Written By Regine Miller (Howard University), Student Correspondent for CET Colombia, Spring 2020
I have left the United States many times. Probably more times than many people my age. I am familiar with the mixed feeling of excitement and nervousness as I wave goodbye to my parents, and seeing the prideful tears in their eyes as they blow their final kisses. I am familiar with readying my passport as I wait in line to check my bags, and the subsequent feeling of anticipation and excitement that builds slowly in my stomach. I am especially familiar with how this feeling culminates to its summit as I finally board the plane to make my way to a new country, a new adventure, and a new way of life.
I thought, upon boarding the plane to Cali, Colombia, that having experienced all of these things before, I would have no problem adjusting to any of the new experiences that Cali threw my way. Colombia would be my thirteenth stop on my ongoing world exploration; I’d done lots of research, I’d meditated on my travel goals, I’d packed flawlessly, and I even knew a good amount of Spanish. On top of all of this, I was going on this journey with one of my closest friends. I figured that I would definitely know what to expect. But when I finally arrived, all of my expectations crumbled when it came to one key aspect: race.
It is worth mentioning that I knew race relations in Colombia were very different. After all, CET’s educational initiative for Cali is to study both race and identity in a Colombina context, and to learn more about the experiences of Afro-Latinxs within the diaspora. Before my trip I even spent some time meditating on how it might feel to be Black in Colombia. When you look up travel articles, blogs, and tips, there is almost no mention of race or how it affects the travel experience abroad. This is mostly due to the fact that the vast majority of travel bloggers are white, financially privileged, and probably blonde: people who are from a demographic which almost never has to think about race if they don’t want to. But as a Black traveler, it is virtually inevitable to avoid thinking about what effects your race may have on the ways in which you are perceived by others; in fact, it is absolutely necessary to think about this, because these perceptions can have real-world consequences, just like they do in the US. Above all, it is important to educate oneself on what ideas their host country has about Black people well before a trip abroad.
I have experienced things such as racial discrimination abroad, especially while traveling in Europe, but I had never been to a country with such a high, unmistakably Black population. One thing I noticed (and loved) immediately was the fact that I looked like a native. Walking down the street, no one could tell whether I was American or Colombian…that is, until I opened my mouth to speak. This gave me a strange sense of community and belonging, regardless of the linguistic and cultural barriers I faced. It felt, well… normal to be Black. I realized that in the US, whenever I am outside of my HBCU or any other designated majority-Black space, I spend the majority of my time self-policing my Blackness, in order to lower the risk of being seen as intimidating, threatening, or any other stereotypical thing that could possibly be a risk to my safety. But here, I felt like I was part of some inner circle, some tacit agreement that being Black was no longer a dangerous thing.

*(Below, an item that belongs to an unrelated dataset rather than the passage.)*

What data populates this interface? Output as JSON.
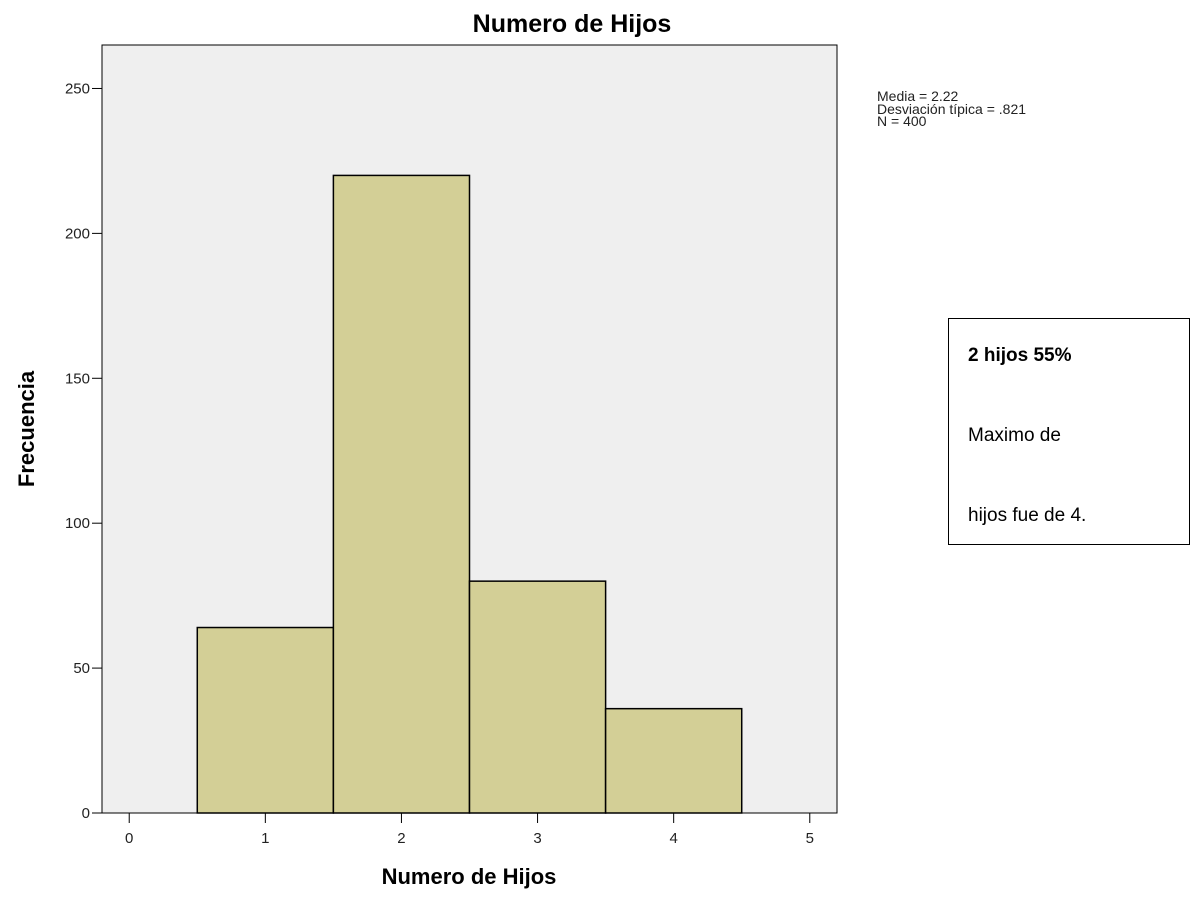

For the first time, I was able to let go of some of the worries that have followed me for most of my life. It is very empowering to relinquish these labels, to feel as if you can just…breathe. This newfound ability to relax brought up a very interesting question: now, being in a majority Black space, what other parts of my identity stand out? Now that being Black is the norm, what other traits define my allegiances, my sentiments, and my beliefs other than race? Obviously, my Blackness was still relevant to all of these things, albeit in a new context; but what other aspects of my identity could be allotted more space now that I was free from America’s strict racial binary?
It is a question that I was glad to explore, and I have had lots of fun doing so. I have discovered new beliefs, new passions, and new parts of myself that I have never seen before. In this new freedom, however, came a new issue that I had not thought of: the fact that although I was now free from my old labels, I could also not control the new labels that others placed on me. I could not control the way others identified me: negra sometimes, morena other times, and “gringa” all the time. This specific label, gringa, bothered me more than the others. In fact, it was the only label that truly rubbed me the wrong way. It seemed as if I was almost expected to take responsibility for the imperialist sins of my “home country”, despite also being in disagreement with them myself. As a Black woman, who is also often victim to America’s crimes, it was a very strange form of cognitive dissonance that made me feel frustrated and unheard.
However, I think the most important thing I have learned about identity so far is that it is fluid. No matter what ideas I have about myself, they will always shift when viewed through the lens of another cultural context. Another thing that I learned: I’m actually ok with that.
The more I shared experiences with Afro-Colombians, the more similarities I saw between their struggles and my own. I got a deeper understanding of the diaspora as a whole, and I have since deepened my already-existent empathy and solidarity with other Afro descendants. I realized that the willingness to open oneself to the experiences of others, and to listen without judgment, is the only avenue to truly understanding the human experience. Once you know exactly who you are, intimately and wholly, this type of open cultural exchange does not threaten the ways in which you identify yourself. In fact, you might just find some new parts of your identity along the way.